Auslöser der vorzeitigen Wahl in Hannover war die sogenannte Rathausaffäre. Wegen seiner Verstrickung in die Affäre um unzulässige Gehaltszuschläge für Spitzenbeamte war der bisherige Oberbürgermeisters Stefan Schostok (SPD) Ende April zurückgetreten.

Zuvor hatte die Staatsanwaltschaft Anklage wegen schwerer Untreue gegen Schostok, seinen damaligen Bürochef und den suspendierten Kultur- und früheren Personaldezernenten erhoben. Es geht um unrechtmäßige Zulagen für den Bürochef sowie den früheren Feuerwehrchef. Schostok soll laut Anklage davon erfahren haben, ohne diese zu stoppen. Ob und wann es zu einem Prozess kommt, hat das Landgericht noch nicht entschieden.

Thematisiert wurde die Affäre im Wahlkampf kaum - Wohnen, Bildung, den sozialen Zusammenhalt sowie Klima und Verkehr hatten die Kandidaten ins Zentrum gerückt. Kontrovers wurde vor allem die Verkehrspolitik und eine mögliche Einschränkung des Autoverkehrs diskutiert. Etwa 400 0000 Einwohner waren wahlberechtigt, darunter auch 16- und 17-Jährige.

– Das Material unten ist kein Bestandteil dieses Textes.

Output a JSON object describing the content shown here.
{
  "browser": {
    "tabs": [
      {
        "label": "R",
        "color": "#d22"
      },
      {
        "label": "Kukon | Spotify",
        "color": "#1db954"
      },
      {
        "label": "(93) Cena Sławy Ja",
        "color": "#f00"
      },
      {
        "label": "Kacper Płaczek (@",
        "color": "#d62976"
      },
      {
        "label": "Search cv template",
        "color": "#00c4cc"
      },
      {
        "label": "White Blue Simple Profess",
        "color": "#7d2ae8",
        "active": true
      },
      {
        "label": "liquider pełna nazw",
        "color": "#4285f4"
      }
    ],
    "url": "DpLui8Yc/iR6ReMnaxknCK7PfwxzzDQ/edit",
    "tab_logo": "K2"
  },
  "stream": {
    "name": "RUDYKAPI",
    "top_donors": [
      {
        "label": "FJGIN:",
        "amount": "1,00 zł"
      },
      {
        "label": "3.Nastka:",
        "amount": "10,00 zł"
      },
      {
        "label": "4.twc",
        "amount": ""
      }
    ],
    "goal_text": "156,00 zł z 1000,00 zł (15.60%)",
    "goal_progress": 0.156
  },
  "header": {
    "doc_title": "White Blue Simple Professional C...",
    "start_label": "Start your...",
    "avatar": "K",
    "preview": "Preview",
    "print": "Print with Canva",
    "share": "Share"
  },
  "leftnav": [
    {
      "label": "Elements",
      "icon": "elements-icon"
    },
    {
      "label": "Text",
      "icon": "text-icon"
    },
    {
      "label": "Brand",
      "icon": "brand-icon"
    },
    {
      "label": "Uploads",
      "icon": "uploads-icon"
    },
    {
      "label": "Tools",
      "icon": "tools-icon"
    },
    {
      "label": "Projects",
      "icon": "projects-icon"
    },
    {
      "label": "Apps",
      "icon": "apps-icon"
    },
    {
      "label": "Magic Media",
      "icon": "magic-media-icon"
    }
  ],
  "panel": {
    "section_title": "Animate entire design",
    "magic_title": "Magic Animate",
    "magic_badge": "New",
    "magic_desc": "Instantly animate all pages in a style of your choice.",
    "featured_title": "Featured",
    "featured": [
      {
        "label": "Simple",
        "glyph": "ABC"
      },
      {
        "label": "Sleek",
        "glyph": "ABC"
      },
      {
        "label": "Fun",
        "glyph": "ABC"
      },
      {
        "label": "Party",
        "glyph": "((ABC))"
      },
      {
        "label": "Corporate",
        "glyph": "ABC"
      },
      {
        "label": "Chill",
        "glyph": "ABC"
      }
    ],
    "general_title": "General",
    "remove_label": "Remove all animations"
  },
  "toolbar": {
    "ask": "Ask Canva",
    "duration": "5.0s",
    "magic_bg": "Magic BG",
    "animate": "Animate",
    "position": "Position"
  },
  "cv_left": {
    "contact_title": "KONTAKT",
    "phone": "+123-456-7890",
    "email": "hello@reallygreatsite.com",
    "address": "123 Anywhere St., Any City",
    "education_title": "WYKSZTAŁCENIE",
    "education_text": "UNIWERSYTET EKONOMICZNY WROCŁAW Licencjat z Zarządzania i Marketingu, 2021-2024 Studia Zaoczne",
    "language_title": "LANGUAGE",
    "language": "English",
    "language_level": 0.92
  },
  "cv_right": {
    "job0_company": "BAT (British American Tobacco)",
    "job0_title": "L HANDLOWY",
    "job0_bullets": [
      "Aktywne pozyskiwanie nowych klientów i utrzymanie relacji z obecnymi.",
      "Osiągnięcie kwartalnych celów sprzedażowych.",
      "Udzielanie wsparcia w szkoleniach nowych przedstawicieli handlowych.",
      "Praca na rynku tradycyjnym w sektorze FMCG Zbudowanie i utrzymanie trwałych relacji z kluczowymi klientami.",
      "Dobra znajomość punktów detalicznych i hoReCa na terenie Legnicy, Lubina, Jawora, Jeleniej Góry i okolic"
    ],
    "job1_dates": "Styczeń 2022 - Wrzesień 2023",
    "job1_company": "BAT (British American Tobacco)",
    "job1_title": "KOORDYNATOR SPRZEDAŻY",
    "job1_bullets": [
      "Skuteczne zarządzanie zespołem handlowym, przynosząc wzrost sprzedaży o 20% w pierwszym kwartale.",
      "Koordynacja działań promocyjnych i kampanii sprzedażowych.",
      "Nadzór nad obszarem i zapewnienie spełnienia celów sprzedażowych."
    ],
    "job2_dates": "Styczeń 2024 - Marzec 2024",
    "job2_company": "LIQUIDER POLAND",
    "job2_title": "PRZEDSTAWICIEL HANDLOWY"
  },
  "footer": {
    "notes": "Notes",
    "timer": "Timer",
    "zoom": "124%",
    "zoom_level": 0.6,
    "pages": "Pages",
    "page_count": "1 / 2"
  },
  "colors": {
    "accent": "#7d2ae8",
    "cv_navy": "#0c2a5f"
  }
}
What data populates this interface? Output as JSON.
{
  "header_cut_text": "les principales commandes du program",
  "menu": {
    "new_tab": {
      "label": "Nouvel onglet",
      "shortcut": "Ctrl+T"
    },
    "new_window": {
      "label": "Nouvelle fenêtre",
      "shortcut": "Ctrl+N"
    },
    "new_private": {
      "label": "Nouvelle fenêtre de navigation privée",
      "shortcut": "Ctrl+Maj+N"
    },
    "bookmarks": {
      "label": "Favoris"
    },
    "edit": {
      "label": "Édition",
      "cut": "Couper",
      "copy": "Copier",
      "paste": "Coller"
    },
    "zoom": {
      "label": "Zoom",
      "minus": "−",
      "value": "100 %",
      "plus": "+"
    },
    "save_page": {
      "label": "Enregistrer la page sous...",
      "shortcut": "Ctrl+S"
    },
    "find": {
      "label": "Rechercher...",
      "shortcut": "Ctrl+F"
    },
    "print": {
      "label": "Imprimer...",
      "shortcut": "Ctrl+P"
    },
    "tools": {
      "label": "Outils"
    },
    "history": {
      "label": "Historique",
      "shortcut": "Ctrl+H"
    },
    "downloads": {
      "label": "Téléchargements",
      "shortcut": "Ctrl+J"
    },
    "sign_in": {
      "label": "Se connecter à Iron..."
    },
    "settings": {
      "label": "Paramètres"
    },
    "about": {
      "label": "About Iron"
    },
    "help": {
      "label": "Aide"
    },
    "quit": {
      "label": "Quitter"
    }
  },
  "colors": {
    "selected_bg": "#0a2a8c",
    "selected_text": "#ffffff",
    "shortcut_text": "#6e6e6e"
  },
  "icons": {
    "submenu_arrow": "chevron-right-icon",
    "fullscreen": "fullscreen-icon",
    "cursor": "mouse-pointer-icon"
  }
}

Kein Sieger bei OB-Wahl in Mainz

Auch in Mainz blieb die SPD hinter den Erwartungen zurück. Bei der Oberbürgermeisterwahl hat in der ersten Runde keiner der Kandidaten die erforderliche absolute Mehrheit von mehr als 50 Prozent der Stimmen erreicht. Amtsinhaber Michael Ebling (SPD) schnitt am Sonntag nach dem vorläufigen Endergebnis mit 41,0 Prozent zwar am stärksten ab, muss nun aber in die Stichwahl am 10. November. Dort trifft er auf den unabhängigen Kandidaten Nino Haase, der von der CDU unterstützt wird und 32,4 Prozent der Stimmen holte. Aus dem Rennen ist die Grünen-Bewerberin Tabea Rößner, die mit 22,5 Prozent der Stimmen chancenlos blieb. Insgesamt waren fünf Kandidaten angetreten.